This is an implementation independently developed by Dmitrii Marin based on open materials (arXiv:1907.07156). If you find the code useful for your research, please consider citing our latest publication:
- Dmitrii Marin, Zijian He, Peter Vajda, Priyam Chatterjee, Sam Tsai, Fei Yang, Yuri Boykov. Efficient Segmentation: Learning Downsampling Near Semantic Boundaries. In International Conference on Computer Vision (ICCV), 2019
@InProceedings{marin2019efficient,
author = {Dmitrii Marin, Zijian He, Peter Vajda, Priyam Chatterjee, Sam Tsai, Fei Yang, Yuri Boykov},
title = {Efficient Segmentation: Learning Downsampling Near Semantic Boundaries},
booktitle = {IEEE International Conference on Computer Vision (ICCV)},
year = {2019},
}
The very first step is to download the CityScapes dataset and convert it to tensorflow records format. See here
Compile the module that produces sampling locations from ground truth boundaries (Eq.2 in the paper).
cd research/deeplab/utils/nus
sh build.sh
You will need CMake, Ceres Solver, Cython and a C++ compiler.

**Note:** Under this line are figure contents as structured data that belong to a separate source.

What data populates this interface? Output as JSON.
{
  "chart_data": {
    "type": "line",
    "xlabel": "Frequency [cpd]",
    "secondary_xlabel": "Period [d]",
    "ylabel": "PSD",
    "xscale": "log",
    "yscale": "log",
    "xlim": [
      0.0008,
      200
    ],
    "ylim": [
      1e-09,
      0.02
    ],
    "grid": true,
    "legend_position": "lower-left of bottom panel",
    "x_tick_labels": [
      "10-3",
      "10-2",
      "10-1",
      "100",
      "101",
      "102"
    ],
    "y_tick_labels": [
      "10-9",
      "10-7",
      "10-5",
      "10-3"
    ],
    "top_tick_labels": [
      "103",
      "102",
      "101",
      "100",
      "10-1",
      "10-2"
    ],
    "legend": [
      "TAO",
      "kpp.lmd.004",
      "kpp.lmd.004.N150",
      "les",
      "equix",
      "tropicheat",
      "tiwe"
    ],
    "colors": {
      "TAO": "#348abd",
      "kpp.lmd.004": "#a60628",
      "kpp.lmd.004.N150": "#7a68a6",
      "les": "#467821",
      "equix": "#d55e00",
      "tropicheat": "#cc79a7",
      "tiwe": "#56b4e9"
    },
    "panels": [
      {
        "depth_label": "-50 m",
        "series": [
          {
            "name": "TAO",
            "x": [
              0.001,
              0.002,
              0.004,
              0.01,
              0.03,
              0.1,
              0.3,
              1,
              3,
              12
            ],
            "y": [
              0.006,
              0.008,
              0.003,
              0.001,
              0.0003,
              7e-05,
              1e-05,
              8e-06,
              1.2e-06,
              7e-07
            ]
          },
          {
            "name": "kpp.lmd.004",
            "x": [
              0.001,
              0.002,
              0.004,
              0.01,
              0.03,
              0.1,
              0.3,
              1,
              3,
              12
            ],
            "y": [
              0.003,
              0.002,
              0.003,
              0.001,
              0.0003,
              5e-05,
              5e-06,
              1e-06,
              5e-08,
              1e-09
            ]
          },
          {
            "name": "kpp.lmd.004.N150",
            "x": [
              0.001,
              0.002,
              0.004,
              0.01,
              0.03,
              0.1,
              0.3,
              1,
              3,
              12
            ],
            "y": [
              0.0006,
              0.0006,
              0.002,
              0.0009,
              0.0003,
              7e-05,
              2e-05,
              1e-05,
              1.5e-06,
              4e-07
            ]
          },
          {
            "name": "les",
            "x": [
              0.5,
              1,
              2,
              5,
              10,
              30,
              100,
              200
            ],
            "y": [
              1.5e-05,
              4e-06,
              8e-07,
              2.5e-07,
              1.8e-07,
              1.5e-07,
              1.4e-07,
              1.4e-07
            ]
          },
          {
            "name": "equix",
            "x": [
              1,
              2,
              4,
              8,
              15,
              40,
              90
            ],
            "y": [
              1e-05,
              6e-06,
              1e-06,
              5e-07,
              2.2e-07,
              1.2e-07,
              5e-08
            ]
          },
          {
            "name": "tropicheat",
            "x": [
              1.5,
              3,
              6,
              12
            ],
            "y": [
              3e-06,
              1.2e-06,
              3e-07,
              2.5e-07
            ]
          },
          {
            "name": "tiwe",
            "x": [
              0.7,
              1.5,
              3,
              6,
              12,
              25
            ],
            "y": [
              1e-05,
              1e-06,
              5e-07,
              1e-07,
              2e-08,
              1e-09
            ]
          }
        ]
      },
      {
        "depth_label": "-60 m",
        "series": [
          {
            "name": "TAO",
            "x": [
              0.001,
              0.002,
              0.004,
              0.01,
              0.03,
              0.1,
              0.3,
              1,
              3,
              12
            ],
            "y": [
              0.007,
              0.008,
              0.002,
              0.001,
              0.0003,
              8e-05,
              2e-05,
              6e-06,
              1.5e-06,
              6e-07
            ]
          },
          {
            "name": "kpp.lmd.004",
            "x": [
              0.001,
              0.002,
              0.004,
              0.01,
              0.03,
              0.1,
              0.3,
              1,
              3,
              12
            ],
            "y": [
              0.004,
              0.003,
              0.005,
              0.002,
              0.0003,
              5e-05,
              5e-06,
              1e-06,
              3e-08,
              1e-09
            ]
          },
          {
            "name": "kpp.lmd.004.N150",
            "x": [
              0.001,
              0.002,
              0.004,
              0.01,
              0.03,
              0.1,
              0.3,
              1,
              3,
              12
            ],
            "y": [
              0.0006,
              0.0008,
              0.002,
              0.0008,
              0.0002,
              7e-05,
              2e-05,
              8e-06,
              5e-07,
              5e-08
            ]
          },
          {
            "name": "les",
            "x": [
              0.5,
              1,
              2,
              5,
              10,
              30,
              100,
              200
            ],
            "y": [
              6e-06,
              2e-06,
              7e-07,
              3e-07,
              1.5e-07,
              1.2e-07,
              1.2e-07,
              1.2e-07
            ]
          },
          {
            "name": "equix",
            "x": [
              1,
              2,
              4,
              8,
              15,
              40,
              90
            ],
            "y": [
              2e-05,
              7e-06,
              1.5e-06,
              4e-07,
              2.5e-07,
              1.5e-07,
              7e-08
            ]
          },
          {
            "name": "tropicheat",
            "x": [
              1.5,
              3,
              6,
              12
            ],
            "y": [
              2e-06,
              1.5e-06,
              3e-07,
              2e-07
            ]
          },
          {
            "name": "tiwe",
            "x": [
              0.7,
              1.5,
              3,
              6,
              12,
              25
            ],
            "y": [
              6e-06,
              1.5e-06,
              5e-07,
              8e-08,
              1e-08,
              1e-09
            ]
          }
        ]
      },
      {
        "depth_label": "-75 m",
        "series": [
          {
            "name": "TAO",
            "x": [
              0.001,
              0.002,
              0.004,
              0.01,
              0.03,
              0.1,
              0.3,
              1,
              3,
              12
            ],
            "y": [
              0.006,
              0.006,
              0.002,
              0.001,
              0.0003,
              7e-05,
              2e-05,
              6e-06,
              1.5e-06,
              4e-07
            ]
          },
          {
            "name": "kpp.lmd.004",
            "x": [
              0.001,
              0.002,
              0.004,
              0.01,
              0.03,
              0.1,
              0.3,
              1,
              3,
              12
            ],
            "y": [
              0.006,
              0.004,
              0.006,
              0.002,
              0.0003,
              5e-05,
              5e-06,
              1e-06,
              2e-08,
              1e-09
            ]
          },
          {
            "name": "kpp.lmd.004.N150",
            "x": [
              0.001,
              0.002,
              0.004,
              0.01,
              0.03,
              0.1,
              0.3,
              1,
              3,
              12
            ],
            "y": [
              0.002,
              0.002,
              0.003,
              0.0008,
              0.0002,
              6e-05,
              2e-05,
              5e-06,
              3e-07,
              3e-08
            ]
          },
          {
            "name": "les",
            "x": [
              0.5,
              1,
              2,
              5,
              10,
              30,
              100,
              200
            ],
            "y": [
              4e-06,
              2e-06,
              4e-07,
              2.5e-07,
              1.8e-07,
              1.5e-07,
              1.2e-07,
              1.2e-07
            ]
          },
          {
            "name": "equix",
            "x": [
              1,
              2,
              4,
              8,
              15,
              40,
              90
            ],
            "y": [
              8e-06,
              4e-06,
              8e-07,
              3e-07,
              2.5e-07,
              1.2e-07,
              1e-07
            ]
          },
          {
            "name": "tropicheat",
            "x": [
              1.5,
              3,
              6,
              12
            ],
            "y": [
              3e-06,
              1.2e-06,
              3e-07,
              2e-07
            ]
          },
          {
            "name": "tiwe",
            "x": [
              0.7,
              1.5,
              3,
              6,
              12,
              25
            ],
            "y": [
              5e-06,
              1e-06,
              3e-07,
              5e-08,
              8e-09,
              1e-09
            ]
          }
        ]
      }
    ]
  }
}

To train the auxiliary network predicting adaptive sampling location run
bash -x test_nus_mobilenetv2.sh
To evaluate MSE on the validation set run
bash -x eval_nus_mobilenetv2.sh
To train a MobileNetV2 model with our adaptive downsampling (to resolution 192x192) on cityscapes dataset run
CUDA_VISIBLE_DEVICES=0 SAMPLING_SIZE=192 bash -x test_mobilenetv2_with_nus.sh
To start an infinite loop evaluating checkpoints run
CUDA_VISIBLE_DEVICES= MODE=EVAL SAMPLING_SIZE=192 bash -x test_mobilenetv2_with_nus.sh
CUDA_VISIBLE_DEVICES=1 SAMPLING_SIZE=192 UNIFORM=1 bash -x test_mobilenetv2_with_nus.sh
CUDA_VISIBLE_DEVICES= MODE=EVAL SAMPLING_SIZE=192 UNIFORM=1 bash -x test_mobilenetv2_with_nus.sh
Changes with respect to the approach in the paper
-
The base model is Deeplabv3 with MobileNetv2 backbone. The original paper uses PSP-Net, Deeplabv3+ with Xception and U-Net.
-
The auxiliary network is MobileNetv2 with reduced number of channels and reduced input resolution. The original paper uses two stacked U-Net models.
The implementation is based of the DeepLab v3 implementation hosted at Tensorflow's models repository. For compactness we have removed parts unused in our implementation.